Despite his struggles, he has not lost his spirit. His goal is to walk on his own again by the time his 58th birthday rolls around in September. It won’t be easy: Doctors told him it could take five or six years before he is done with rehabilitation.
Then again, he said they told him he would be in the hospital for a year, and he beat that timeline by three months.
Pierre Gibbons, who was the senior facilities manager at Good Samaritan Hospital in
Baltimore, doesn’t count out working again, noting, “I got plenty of people who want me to go work for them.” He even mused about the possibility of helping fellow burn victims and perhaps carving out a niche as a motivational speaker.
“I don’t know if that’s me or not, but I think I can do it,” Pierre said.
Jeremiah Gibbons said there will be more challenges ahead for his dad and the family, but he cautioned against betting against him.
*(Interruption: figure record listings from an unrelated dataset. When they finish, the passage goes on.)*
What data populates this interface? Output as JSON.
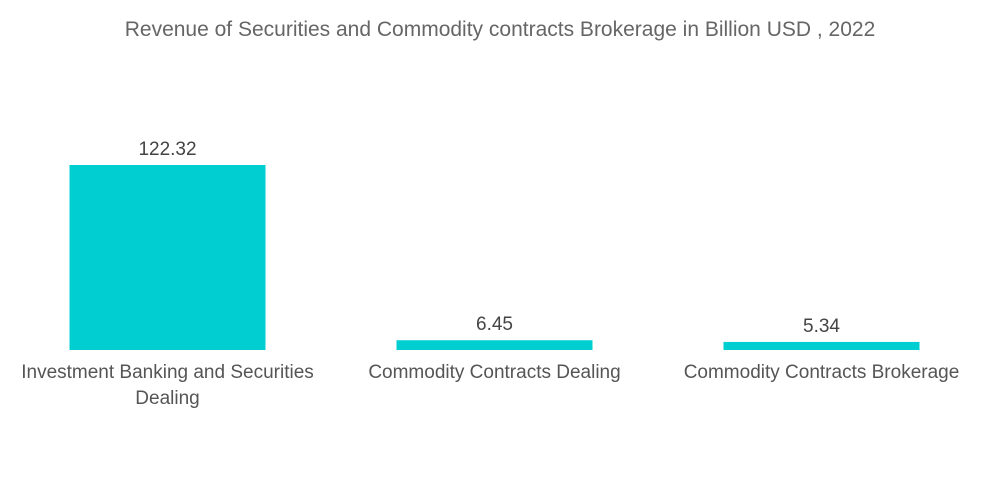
{
  "chart_data": {
    "type": "bar",
    "title": "Revenue of Securities and Commodity contracts Brokerage in Billion USD , 2022",
    "categories": [
      [
        "Investment Banking and Securities",
        "Dealing"
      ],
      [
        "Commodity Contracts Dealing"
      ],
      [
        "Commodity Contracts Brokerage"
      ]
    ],
    "values": [
      122.32,
      6.45,
      5.34
    ],
    "value_labels": [
      "122.32",
      "6.45",
      "5.34"
    ],
    "xlabel": "",
    "ylabel": "",
    "ylim": [
      0,
      122.32
    ],
    "grid": false,
    "legend": "none",
    "bar_color": "#00CED1"
  }
}
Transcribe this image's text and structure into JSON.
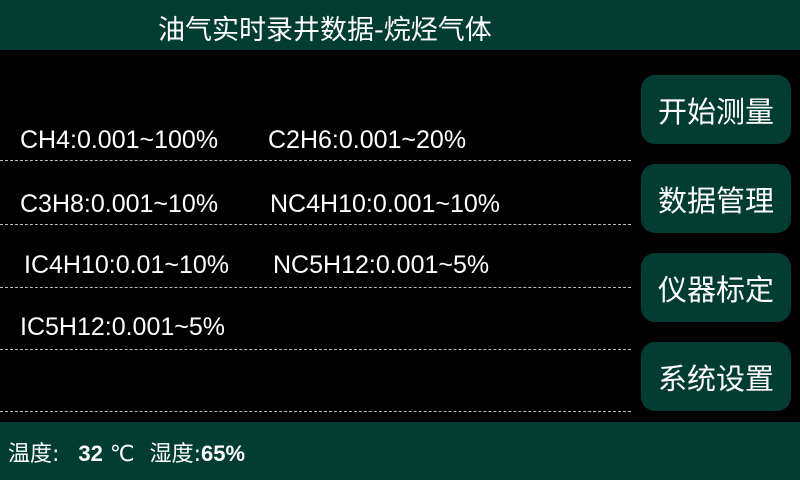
{
  "header": {
    "title": "油气实时录井数据-烷烃气体"
  },
  "ranges": [
    "CH4:0.001~100%",
    "C2H6:0.001~20%",
    "C3H8:0.001~10%",
    "NC4H10:0.001~10%",
    "IC4H10:0.01~10%",
    "NC5H12:0.001~5%",
    "IC5H12:0.001~5%"
  ],
  "buttons": [
    "开始测量",
    "数据管理",
    "仪器标定",
    "系统设置"
  ],
  "footer": {
    "temp_label": "温度:",
    "temp_value": "32",
    "temp_unit": "℃",
    "humidity_label": "湿度:",
    "humidity_value": "65%"
  },
  "colors": {
    "panel": "#033d32",
    "background": "#000000"
  }
}
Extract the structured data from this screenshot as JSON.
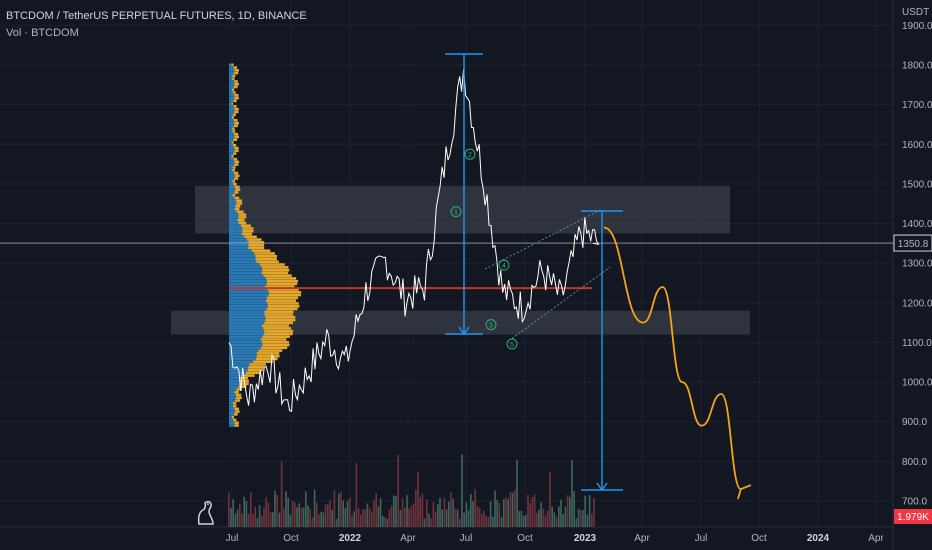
{
  "header": {
    "symbol_title": "BTCDOM / TetherUS PERPETUAL FUTURES, 1D, BINANCE",
    "indicator_label": "Vol · BTCDOM"
  },
  "colors": {
    "background": "#131722",
    "grid": "#1e222d",
    "price_line": "#ffffff",
    "zone": "#3a3d47",
    "arrow": "#2196f3",
    "projection": "#f7a21b",
    "poc": "#c2352c",
    "profile_blue": "#2a7ab7",
    "profile_orange": "#e3a72b",
    "vol_red_badge": "#f23645"
  },
  "price_axis": {
    "unit_label": "USDT",
    "ticks": [
      "1900.0",
      "1800.0",
      "1700.0",
      "1600.0",
      "1500.0",
      "1400.0",
      "1300.0",
      "1200.0",
      "1100.0",
      "1000.0",
      "900.0",
      "800.0",
      "700.0"
    ],
    "current_price_label": "1350.8",
    "volume_label": "1.979K"
  },
  "time_axis": {
    "ticks": [
      {
        "label": "Jul",
        "bold": false
      },
      {
        "label": "Oct",
        "bold": false
      },
      {
        "label": "2022",
        "bold": true
      },
      {
        "label": "Apr",
        "bold": false
      },
      {
        "label": "Jul",
        "bold": false
      },
      {
        "label": "Oct",
        "bold": false
      },
      {
        "label": "2023",
        "bold": true
      },
      {
        "label": "Apr",
        "bold": false
      },
      {
        "label": "Jul",
        "bold": false
      },
      {
        "label": "Oct",
        "bold": false
      },
      {
        "label": "2024",
        "bold": true
      },
      {
        "label": "Apr",
        "bold": false
      }
    ]
  },
  "chart_data": {
    "type": "line",
    "series": [
      {
        "x": [
          "2021-06",
          "2021-07",
          "2021-08",
          "2021-09",
          "2021-10",
          "2021-11",
          "2021-12",
          "2022-01",
          "2022-02",
          "2022-03",
          "2022-04",
          "2022-05",
          "2022-06",
          "2022-07",
          "2022-08",
          "2022-09",
          "2022-10",
          "2022-11",
          "2022-12",
          "2023-01"
        ],
        "y": [
          1100,
          960,
          1050,
          940,
          1020,
          1110,
          1050,
          1230,
          1310,
          1210,
          1240,
          1540,
          1790,
          1520,
          1230,
          1190,
          1280,
          1210,
          1380,
          1350
        ]
      }
    ],
    "ylim": [
      680,
      1920
    ],
    "projection": [
      {
        "x": "2023-02",
        "y": 1390
      },
      {
        "x": "2023-04",
        "y": 1150
      },
      {
        "x": "2023-05",
        "y": 1240
      },
      {
        "x": "2023-06",
        "y": 1000
      },
      {
        "x": "2023-07",
        "y": 890
      },
      {
        "x": "2023-08",
        "y": 970
      },
      {
        "x": "2023-09",
        "y": 730
      }
    ],
    "zones": [
      {
        "from": 1375,
        "to": 1495
      },
      {
        "from": 1120,
        "to": 1180
      }
    ],
    "annotations": [
      "1",
      "2",
      "3",
      "4",
      "5"
    ]
  }
}
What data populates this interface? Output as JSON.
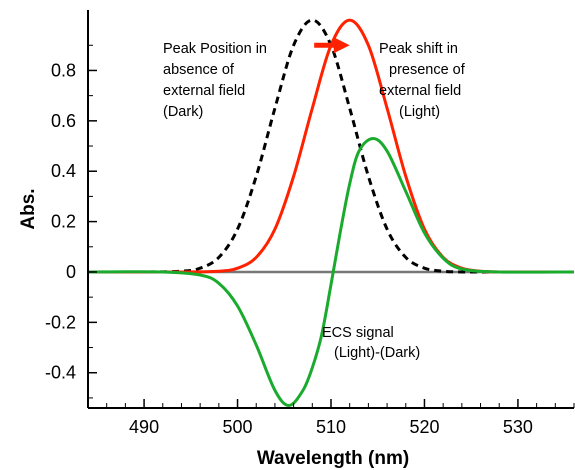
{
  "chart_data": {
    "type": "line",
    "xlabel": "Wavelength (nm)",
    "ylabel": "Abs.",
    "xlim": [
      484,
      536
    ],
    "ylim": [
      -0.54,
      1.04
    ],
    "x_ticks": [
      490,
      500,
      510,
      520,
      530
    ],
    "x_tick_labels": [
      "490",
      "500",
      "510",
      "520",
      "530"
    ],
    "y_ticks": [
      -0.4,
      -0.2,
      0,
      0.2,
      0.4,
      0.6,
      0.8
    ],
    "y_tick_labels": [
      "-0.4",
      "-0.2",
      "0",
      "0.2",
      "0.4",
      "0.6",
      "0.8"
    ],
    "grid": false,
    "series": [
      {
        "color": "#000000",
        "style": "dashed",
        "x": [
          484,
          490,
          494,
          496,
          498,
          500,
          502,
          504,
          506,
          508,
          510,
          512,
          514,
          516,
          518,
          520,
          522,
          524,
          526,
          530,
          536
        ],
        "y": [
          0.0,
          0.0,
          0.003,
          0.015,
          0.058,
          0.17,
          0.38,
          0.65,
          0.9,
          1.0,
          0.9,
          0.65,
          0.38,
          0.17,
          0.058,
          0.015,
          0.003,
          0.0,
          0.0,
          0.0,
          0.0
        ]
      },
      {
        "color": "#ff2200",
        "style": "solid",
        "x": [
          484,
          494,
          498,
          500,
          502,
          504,
          506,
          508,
          510,
          512,
          514,
          516,
          518,
          520,
          522,
          524,
          526,
          528,
          530,
          536
        ],
        "y": [
          0.0,
          0.0,
          0.003,
          0.015,
          0.058,
          0.17,
          0.38,
          0.65,
          0.9,
          1.0,
          0.9,
          0.65,
          0.38,
          0.17,
          0.058,
          0.015,
          0.003,
          0.0,
          0.0,
          0.0
        ]
      },
      {
        "color": "#1aab2e",
        "style": "solid",
        "x": [
          484,
          492,
          496,
          498,
          500,
          502,
          504,
          505.5,
          507,
          508,
          509,
          510,
          511,
          512,
          513,
          514.5,
          516,
          518,
          520,
          522,
          524,
          528,
          536
        ],
        "y": [
          0.0,
          0.0,
          -0.012,
          -0.045,
          -0.135,
          -0.29,
          -0.47,
          -0.53,
          -0.47,
          -0.38,
          -0.25,
          -0.05,
          0.16,
          0.35,
          0.48,
          0.53,
          0.48,
          0.32,
          0.155,
          0.055,
          0.012,
          0.0,
          0.0
        ]
      },
      {
        "color": "#777777",
        "style": "solid",
        "x": [
          484,
          536
        ],
        "y": [
          0,
          0
        ]
      }
    ],
    "annotations": [
      {
        "lines": [
          "Peak Position in",
          "absence of",
          "external field",
          "(Dark)"
        ]
      },
      {
        "lines": [
          "Peak shift in",
          "presence of",
          "external field",
          "(Light)"
        ]
      },
      {
        "lines": [
          "ECS signal",
          "(Light)-(Dark)"
        ]
      }
    ],
    "arrow_color": "#ff2200"
  }
}
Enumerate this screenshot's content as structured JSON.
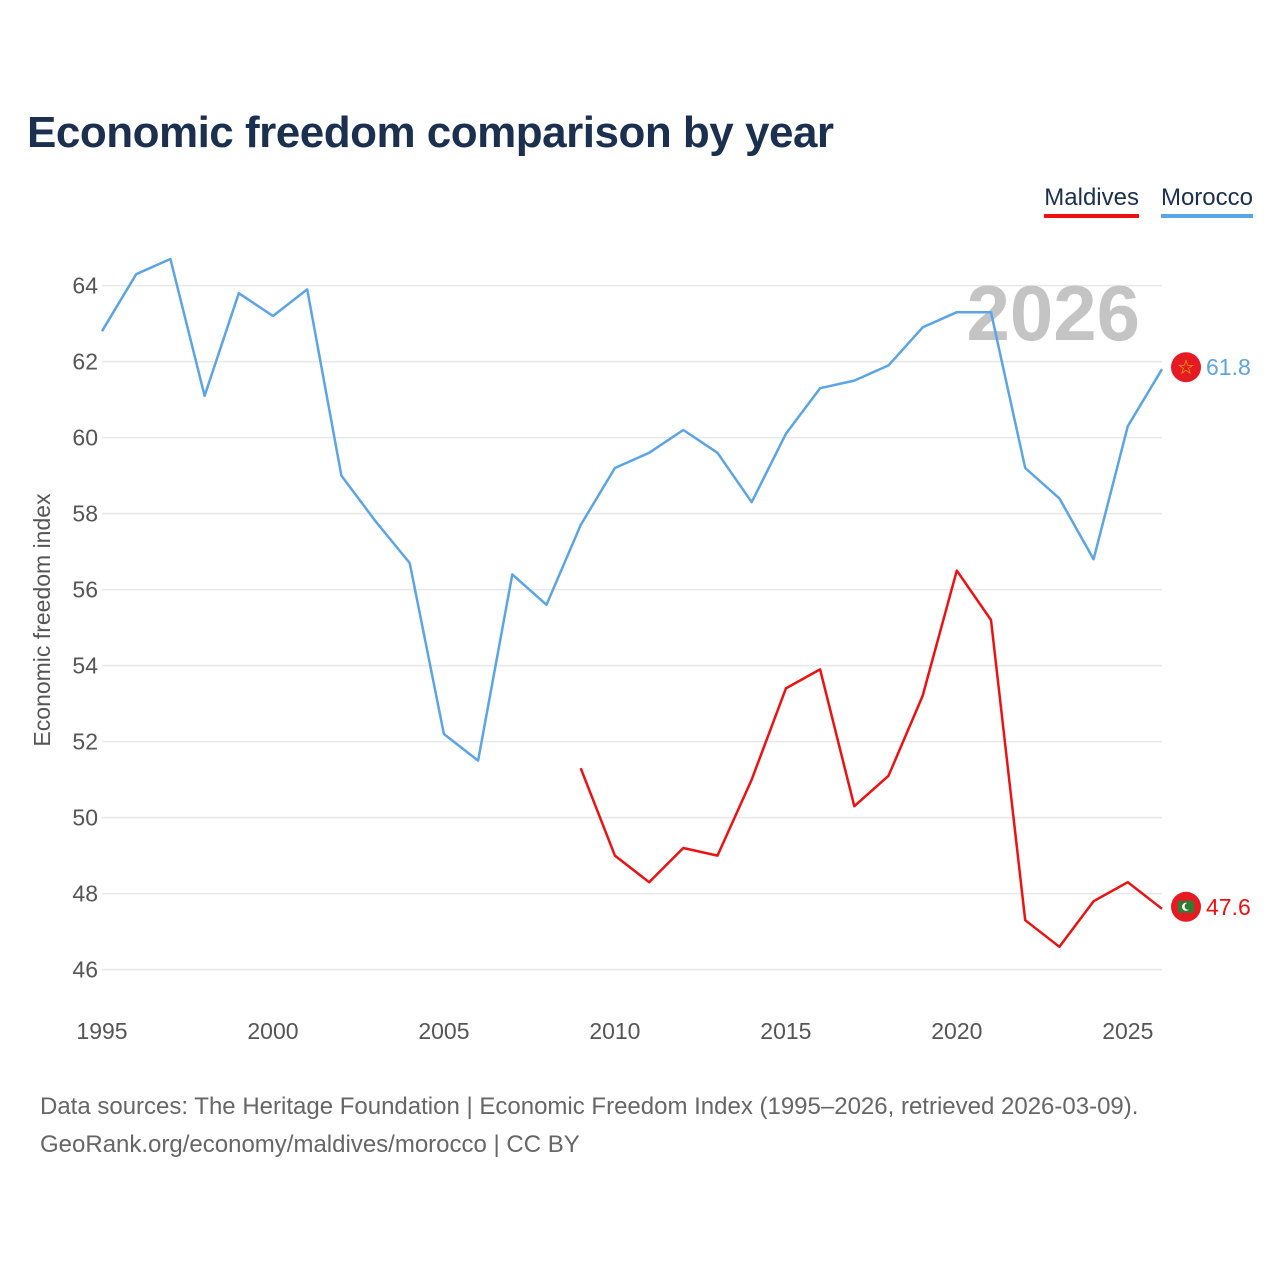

“This is a new phase of the unknown, and a new phase of him having to be partially responsible for rehabilitating with the push of such skilled hospital staff,” Jeremiah Gibbons said. “But I don’t doubt him at all.”
The fire also led to other life-altering decisions. Pierre Gibbons said he was a heavy drinker and smoker — he had been doing just that when he ran into the building — but doctors told him his body can no longer handle it.
“My lungs took a major beating in the fire, and my liver and everything else does not need alcohol,” Pierre Gibbons said. “It’s a big change for me. I live alone and I’m single. That was a part of my life, partying, and that’s not me anymore.”
The new Pierre Gibbons sounds like a survivor. In many ways, there’s nothing more heroic than that.